Tuesday, May 05, 2009

Heartburn Hotel

Yep, as the title suggests, I have been popping the Tums and Zantac like they're candy. Tonight as my family eats a real dinner, I'll be having rice krispies and milk. On the bright side, I try to think that maybe this baby will have a head-full of hair.


In other pieces of miscellany, we did indeed make yogurt last week and it turned out pretty well. I made 3 quarts for about $0.95 and the kids really enjoyed it. In fact, if they had it their way, we would have been out of yogurt two days after we made it. It was really easy so I might post pictures here after we make the next batch.

Last night I overheard Tim on the phone with a friend and he said I was in "super-nesting mode". That kind of made me laugh, because I know it's true. Yesterday, I washed all of the laundry for the week (miracle) and the kids' bedsheets (miracle of miracle) and then gave Dabney's room an extreme makeover (I could hardly believe it!). We didn't move any furniture around ~I know better than that~ but got rid of ridiculous amounts of clutter. We went through every toy in her room, purged everything she was hesitant to keep (it is now yard sale fodder) and organized everything else and put it away in such a way that she herself can keep it organized. It felt so good to get that done, although I also felt pretty dead after all of that work. A few months ago when I began all of this, I made a list of every room or zone in our home and one by one began de-cluttering then organizing that zone and crossing it off the list. Some weeks I'd get more than one zone done, other weeks I'd struggle with just the normal housework. I knew Dabney's room would take a lot of work. The next (and last) dreaded zone~ the master closet. My side in particular. Normal clothes and maternity clothes. Yikes.

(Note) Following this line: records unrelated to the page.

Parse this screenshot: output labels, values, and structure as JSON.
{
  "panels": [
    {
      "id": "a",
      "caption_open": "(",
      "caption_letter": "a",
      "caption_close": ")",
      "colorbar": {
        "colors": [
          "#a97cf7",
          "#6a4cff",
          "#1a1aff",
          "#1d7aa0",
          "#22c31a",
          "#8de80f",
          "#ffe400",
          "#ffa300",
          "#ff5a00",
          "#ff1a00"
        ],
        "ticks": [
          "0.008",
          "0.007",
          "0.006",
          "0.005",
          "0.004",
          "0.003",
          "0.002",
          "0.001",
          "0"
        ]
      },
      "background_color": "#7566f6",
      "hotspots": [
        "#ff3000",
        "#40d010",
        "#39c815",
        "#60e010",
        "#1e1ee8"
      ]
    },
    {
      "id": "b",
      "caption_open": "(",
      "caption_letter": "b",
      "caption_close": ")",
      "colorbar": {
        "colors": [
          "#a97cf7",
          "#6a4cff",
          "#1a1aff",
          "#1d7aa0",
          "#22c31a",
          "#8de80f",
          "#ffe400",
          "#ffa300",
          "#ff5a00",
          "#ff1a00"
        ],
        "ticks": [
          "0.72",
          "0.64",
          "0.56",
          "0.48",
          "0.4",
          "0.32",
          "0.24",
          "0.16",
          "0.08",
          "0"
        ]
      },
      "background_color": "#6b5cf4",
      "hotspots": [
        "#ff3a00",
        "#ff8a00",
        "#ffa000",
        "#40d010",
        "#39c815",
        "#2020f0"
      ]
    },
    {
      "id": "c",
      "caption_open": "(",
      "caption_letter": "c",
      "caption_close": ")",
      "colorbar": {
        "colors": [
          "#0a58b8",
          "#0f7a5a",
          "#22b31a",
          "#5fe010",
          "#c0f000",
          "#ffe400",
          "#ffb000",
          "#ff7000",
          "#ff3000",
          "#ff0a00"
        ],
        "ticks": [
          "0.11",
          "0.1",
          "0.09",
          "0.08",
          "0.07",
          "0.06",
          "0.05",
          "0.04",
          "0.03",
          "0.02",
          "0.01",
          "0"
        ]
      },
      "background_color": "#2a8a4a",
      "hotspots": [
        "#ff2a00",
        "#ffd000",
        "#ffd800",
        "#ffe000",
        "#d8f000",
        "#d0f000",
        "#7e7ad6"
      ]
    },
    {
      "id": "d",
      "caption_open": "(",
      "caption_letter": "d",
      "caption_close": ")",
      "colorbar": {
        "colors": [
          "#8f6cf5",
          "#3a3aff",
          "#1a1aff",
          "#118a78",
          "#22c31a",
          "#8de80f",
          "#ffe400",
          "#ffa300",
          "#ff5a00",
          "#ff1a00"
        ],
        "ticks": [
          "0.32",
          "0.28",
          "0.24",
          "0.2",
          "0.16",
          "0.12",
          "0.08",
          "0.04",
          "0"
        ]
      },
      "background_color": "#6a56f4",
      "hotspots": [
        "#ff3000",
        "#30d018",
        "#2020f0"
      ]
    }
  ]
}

The upcoming yard sale has been such a great motivator. I have big plans for this weekend when Tim can help me purge and organize the crawlspace. I can't wait for that! I'm sort of helpless without him when it comes to moving large things in confined spaces, but God was so good to give me a very strong husband. As I go through the house de-cluttering, I'm trying to think about the things we don't need or don't use or don't love. Everything else hinders us from the simple life we want to live.

(Ok, she was faking)

Ahhhhh. No prenatal appointment this week! But, next week when I go in it will begin the weekly visits before Baby A arrives. I also pre-register at the hospital next week and pre-registry day is when I always pack my hospital bag. Where on earth did this pregnancy go? Right now I'm still in the "nervous because of labor pains" phase, but I know that eventually my attitude will emerge into "The little man must be evicted! Now!" phase before the birth. I get nervous about the timing and who will watch my kids and a myriad of other issues, but it is sweet to remember that God holds Baby A and me in His hands and everything will go according to His perfect plan. (*Reminder to self: make a playlist entitled "childbirth"*) Well, I'm off to finish more items on my list, namely ironing, so I hope to check in later this week.


(I guess spaghetti wasn't exciting enough for the discriminating palate of our 3 year old.)